Production Date 2024
Collection(s) Govett-Brewster Art Gallery collection, gift of the artist
Accession Number 2024/6
Media Taranaki andesite, Ōamaru stone, onyx, dried plant material
Measurements 480 x 320 x 1500 mm

About

Ranad belongs to a broader body of investigation considering sound and its relation to duration and memory. Treating sound as a dynamic, living force, Songsataya’s works trouble the routes by which ephemeral vibrations and utterances find themselves translated into visual form.

Ranad’s form references the Thai percussive musical instrument of the same name. Its base is constructed from Taranaki andesite (carved by Taranaki-based carver Donald Buglass) and Ōamaru stone, upon which sit found onyx and marble eggs, as well as plant matter which was gathered by and gifted to the artist during a period spent living in Taranaki between 2023 and 2024. Here, various measures of time and transformation coalesce—from the skins of orange and kiwifruit, remains of substances which nourished the artist; to residues of relationships the artist formed contained within gifted dried plants; to the remnants of violent volcanic activity and tectonic shifts embedded within andesite; to the skeletal fragments of prehistoric foraminifora which make up the structure of Ōamaru stone.
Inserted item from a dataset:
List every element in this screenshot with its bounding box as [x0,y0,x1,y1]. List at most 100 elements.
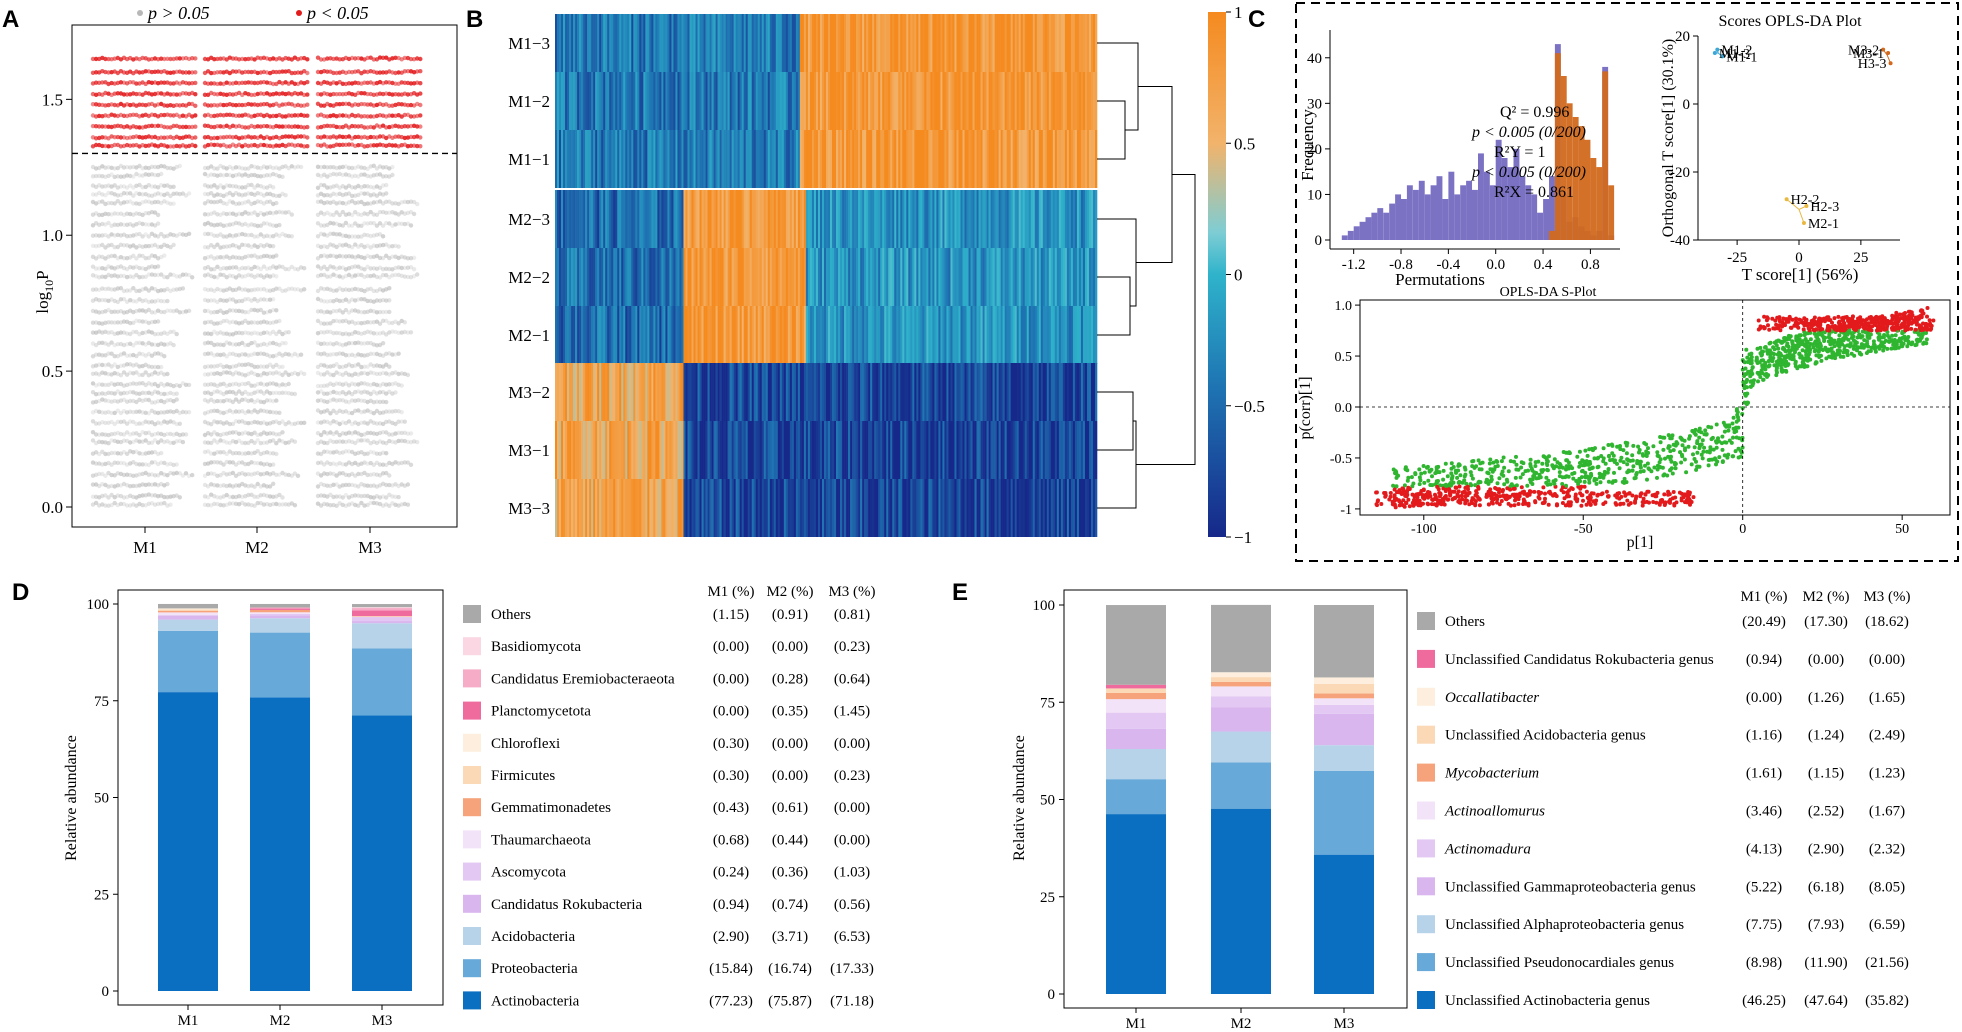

Songsataya’s approach to material works to push against Western philosophical assumptions that would consider stone inert, lifeless and unmoving. Instead the artist insists on the liveliness, agency and capacity for transformation held within earthly materials.

This was work commissioned in 2024 as part of the exhibition Fibrous Soul, which included works by Songsataya and Maata Wharehoka (Ngāti Tahinga, Ngāti Koata, Ngāti Apakura, Ngāti Toa, Ngāti Kuia). Attentive to locally specific forms of knowledge, to forms of cultural practice embedded in Thailand—the place of Songsataya’s birth—and to the ethics, responsibilities and questions stemming from their position as a tauiwi artist working upon Māori land, Songsataya’s works within Fibrous Soul sought to make porous boundaries between states of being— proximity and distance, vibrancy and inertia, life and non-life.